Common campaign features for the introduction of earmarked tobacco taxes are: 

  1. Finding the policy opportunity
    The impetus for sustainable funding has typically been driven by the international political context or a national initiative to introduce tobacco control (particularly in recent years by Parties to the WHO FCTC). A common component of the campaign for earmarked taxes for health programmes was framing the taxes as both a fiscal and health benefit for the country in question. While most countries sought to introduce more comprehensive tobacco control measures, in Egypt, the Ministry of Health proposed an earmarked tax on cigarette sales to supplement the budget for student health insurance fees.
  2. Presenting a sound rationale and evidence
    In each country, the rationale for earmarking tobacco (and alcohol) excise taxes – in addition to improving public health – was also that it would provide a new source of funding rather than tapping into existing resources. Evidence for the validity of this argument, often with evidence of an increase in fiscal revenue, generally persuaded legislators. The case for reform in the Philippines was that an earmarked tax would significantly increase both the budget for health and the general level of taxation, thus extending the overall fiscal space. The political momentum or readiness to increase excise taxes largely came from understanding that the increased tax would be used for a defined policy outcome or priority. In Thailand and Vietnam, the argument used in their campaigns for earmarking tobacco taxes was for a continuous, regular source of revenue for underfunded preventive public health programmes.

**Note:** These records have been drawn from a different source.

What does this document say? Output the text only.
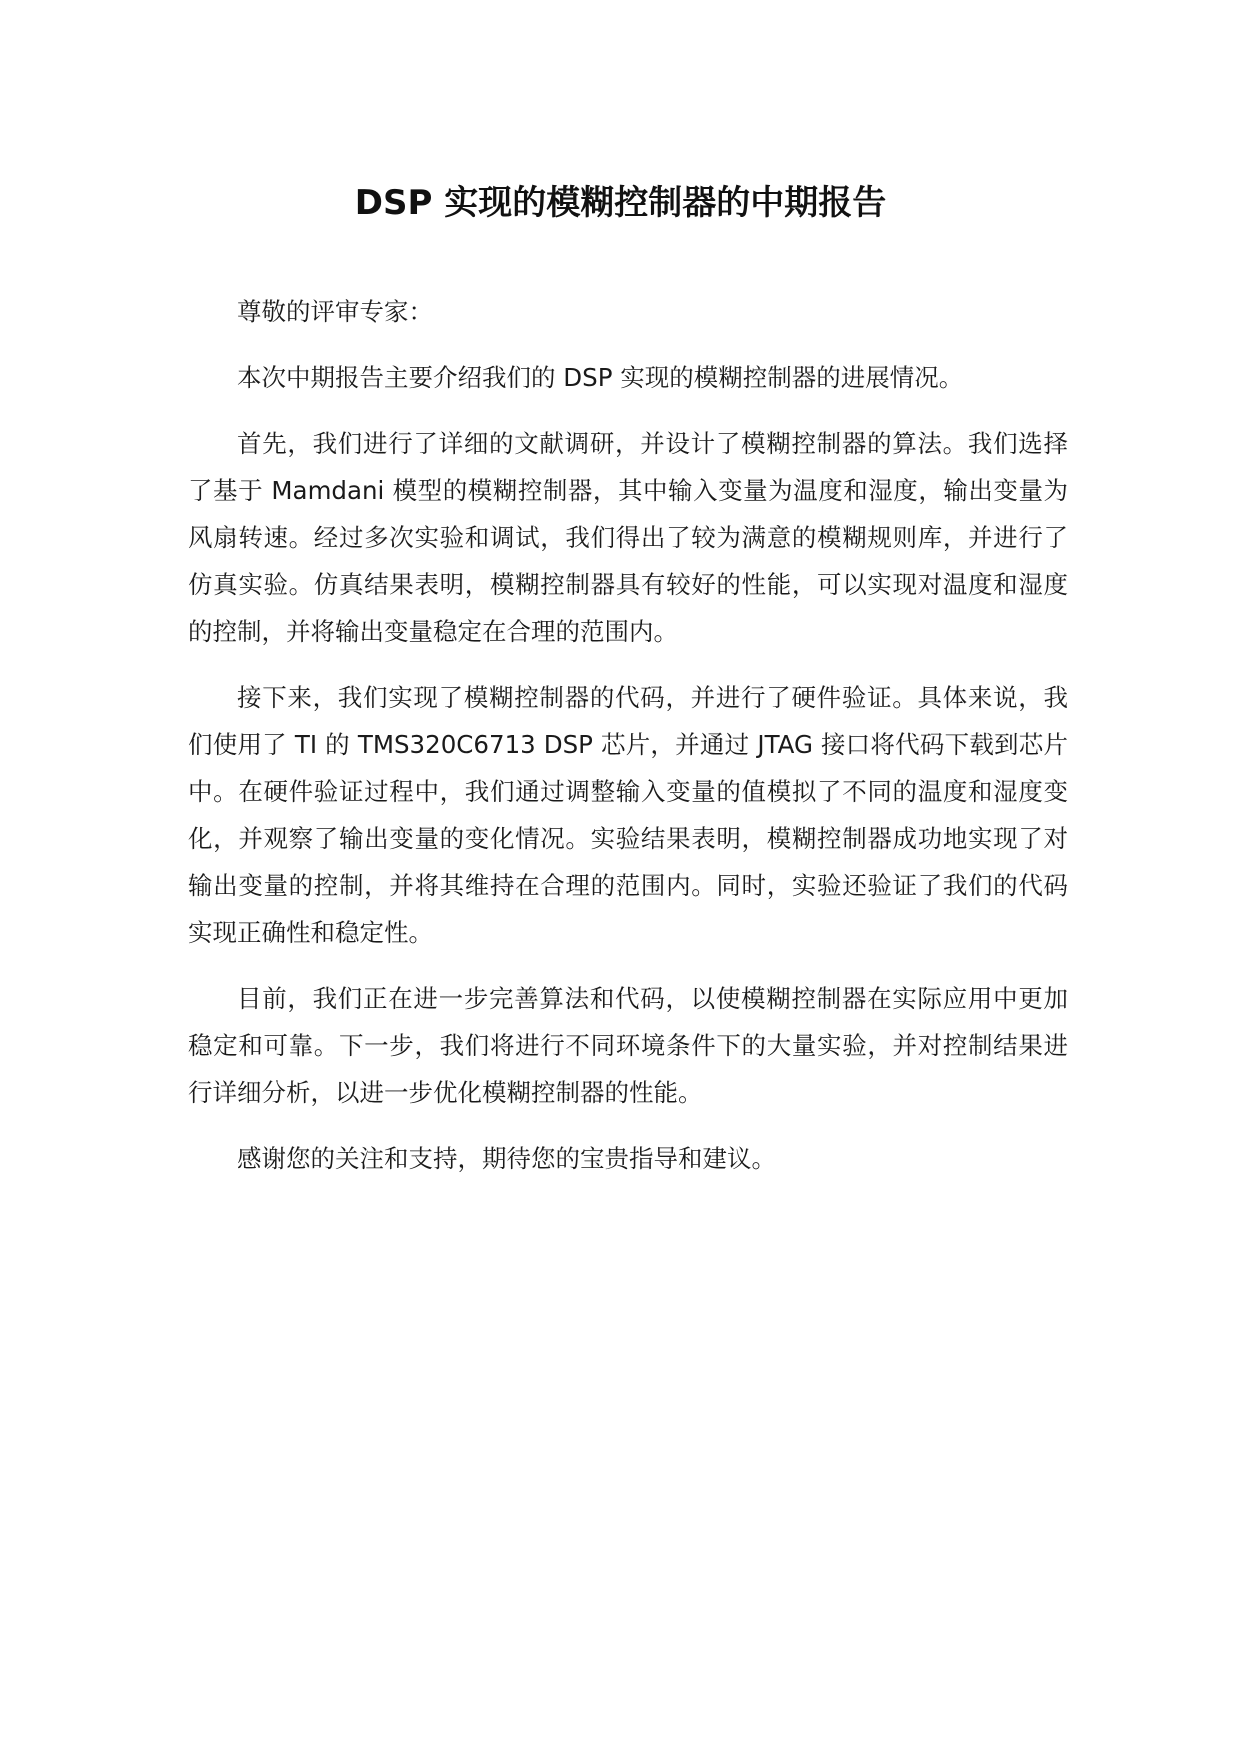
DSP 实现的模糊控制器的中期报告

尊敬的评审专家：

本次中期报告主要介绍我们的 DSP 实现的模糊控制器的进展情况。

首先，我们进行了详细的文献调研，并设计了模糊控制器的算法。我们选择了基于 Mamdani 模型的模糊控制器，其中输入变量为温度和湿度，输出变量为风扇转速。经过多次实验和调试，我们得出了较为满意的模糊规则库，并进行了仿真实验。仿真结果表明，模糊控制器具有较好的性能，可以实现对温度和湿度的控制，并将输出变量稳定在合理的范围内。

接下来，我们实现了模糊控制器的代码，并进行了硬件验证。具体来说，我们使用了 TI 的 TMS320C6713 DSP 芯片，并通过 JTAG 接口将代码下载到芯片中。在硬件验证过程中，我们通过调整输入变量的值模拟了不同的温度和湿度变化，并观察了输出变量的变化情况。实验结果表明，模糊控制器成功地实现了对输出变量的控制，并将其维持在合理的范围内。同时，实验还验证了我们的代码实现正确性和稳定性。

目前，我们正在进一步完善算法和代码，以使模糊控制器在实际应用中更加稳定和可靠。下一步，我们将进行不同环境条件下的大量实验，并对控制结果进行详细分析，以进一步优化模糊控制器的性能。

感谢您的关注和支持，期待您的宝贵指导和建议。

  3. Policy synergies and building consensus between finance and health sectors
    Another common strategy was building collaboration between the financial and the health sectors for joint advocacy on earmarking taxes for health. Often, only a Ministry of Finance can decide to increase taxes. Earmarked taxes give ministers of health an incentive to support their finance ministers, hence creating synergy between the two portfolios. Limited funding for health and low tax revenues led to policy synergies between the two sectors in most countries. The earmarking of tobacco (and alcohol in some countries) taxes was a politically saleable means for meeting two objectives; the win–win policy measure protects both public health and the revenue requirements of a country. For example, the Fiscal and Financial Master Plan (1997–2001) of Thailand’s Ministry of Finance made it possible to earmark tobacco and alcohol taxes for a health promotion fund.
  4. Strategic partnerships and leadership
    Strategic partnerships between policymakers, health professionals, researchers, advocates, civil society and the media were essential for achieving earmarked taxes for health. Many countries now recognize the importance of ministries of health in innovative partnerships, particularly with the finance sector, to generate a sustainable source of revenue for health-related prevention programmes and treatment. For instance, a partnership between the ministries of Health and Finance was the basis for establishing the Viet Nam Tobacco Control Fund. The process was initiated by a group of health professionals and tobacco control advocates, led by the Steering Committee on Smoking and Health. Many partnerships were required to achieve the desired outcome, with coordination across government, civil society, the media, local leaders, special interest groups, and donors.